Nature vs nurture is a well-known debate. But where does history fit in?
“Rethinking Criminal Propensity and Character: Cohort Inequalities and the Power of Social Change” - https://www.journals.uchicago.edu/doi/pdf/10.1086/716005 is a comprehensive 60+ page article that reveals just how important history is.
In this essay, Robert J. Sampson and L. Ash Smith “argue that it is time for a comprehensive inquiry into the changing meanings, validity, sources, and implications of the twinned concepts of criminal propensity and character—along with implications for prediction—in contemporary criminal justice policies and theories of crime.” They “do so by focusing on the last several decades of crime and justice in America that have seen the rise of mass incarceration and proactive policing, dramatic declines in violence, and now criminal justice reform. The social transformations of crime and punishment in the late twentieth and early twenty-first centuries make this an especially propitious moment to take stock and recast our understanding of characterological approaches to crime and criminalization.”
The evidence they “review reveals that entire cohorts of children have come of age in such radically different historical contexts that traditional markers of criminal character, such as arrest, are as much a function of social change as of an individual’s early life propensities and background characteristics, including classic risk factors emphasized in criminology (e.g., poverty, parental criminality). This body of work indicates that crime over the life course is fundamentally shaped by historical and social conditions and must be theorized as such, and that cohort comparisons are a key strategy for doing so.”

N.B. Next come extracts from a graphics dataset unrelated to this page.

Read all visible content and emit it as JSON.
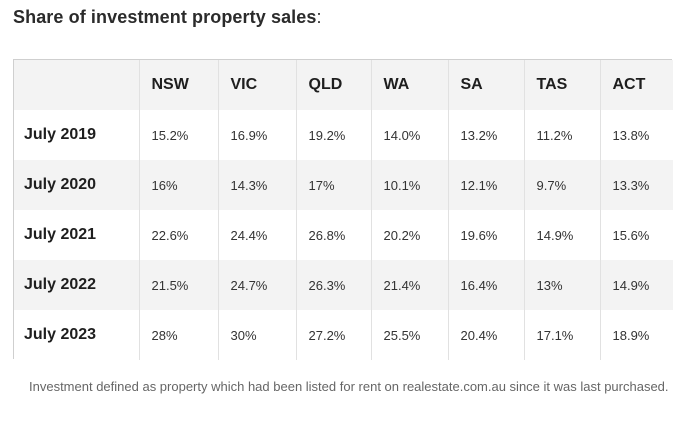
{
  "title": {
    "main": "Share of investment property sales",
    "colon": ":"
  },
  "table": {
    "columns": [
      "",
      "NSW",
      "VIC",
      "QLD",
      "WA",
      "SA",
      "TAS",
      "ACT"
    ],
    "rows": [
      {
        "label": "July 2019",
        "values": [
          "15.2%",
          "16.9%",
          "19.2%",
          "14.0%",
          "13.2%",
          "11.2%",
          "13.8%"
        ]
      },
      {
        "label": "July 2020",
        "values": [
          "16%",
          "14.3%",
          "17%",
          "10.1%",
          "12.1%",
          "9.7%",
          "13.3%"
        ]
      },
      {
        "label": "July 2021",
        "values": [
          "22.6%",
          "24.4%",
          "26.8%",
          "20.2%",
          "19.6%",
          "14.9%",
          "15.6%"
        ]
      },
      {
        "label": "July 2022",
        "values": [
          "21.5%",
          "24.7%",
          "26.3%",
          "21.4%",
          "16.4%",
          "13%",
          "14.9%"
        ]
      },
      {
        "label": "July 2023",
        "values": [
          "28%",
          "30%",
          "27.2%",
          "25.5%",
          "20.4%",
          "17.1%",
          "18.9%"
        ]
      }
    ]
  },
  "footnote": "Investment defined as property which had been listed for rent on realestate.com.au since it was last purchased.",
  "colors": {
    "header_bg": "#f3f3f3",
    "stripe_bg": "#f3f3f3",
    "border": "#cfcfcf",
    "footnote_text": "#666666"
  }
}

They “conclude that developmental and life-course criminology should elevate the study of social context and change and, ultimately, societal character.”
As you’ll see, this essay doesn’t reject individual characteristics or individual pathways of crime but emphasizes that they must be analyzed in interactions with historical change.
Do you think that history should have a more prominent spot in forensic psychology? Is when we are as important as who we are?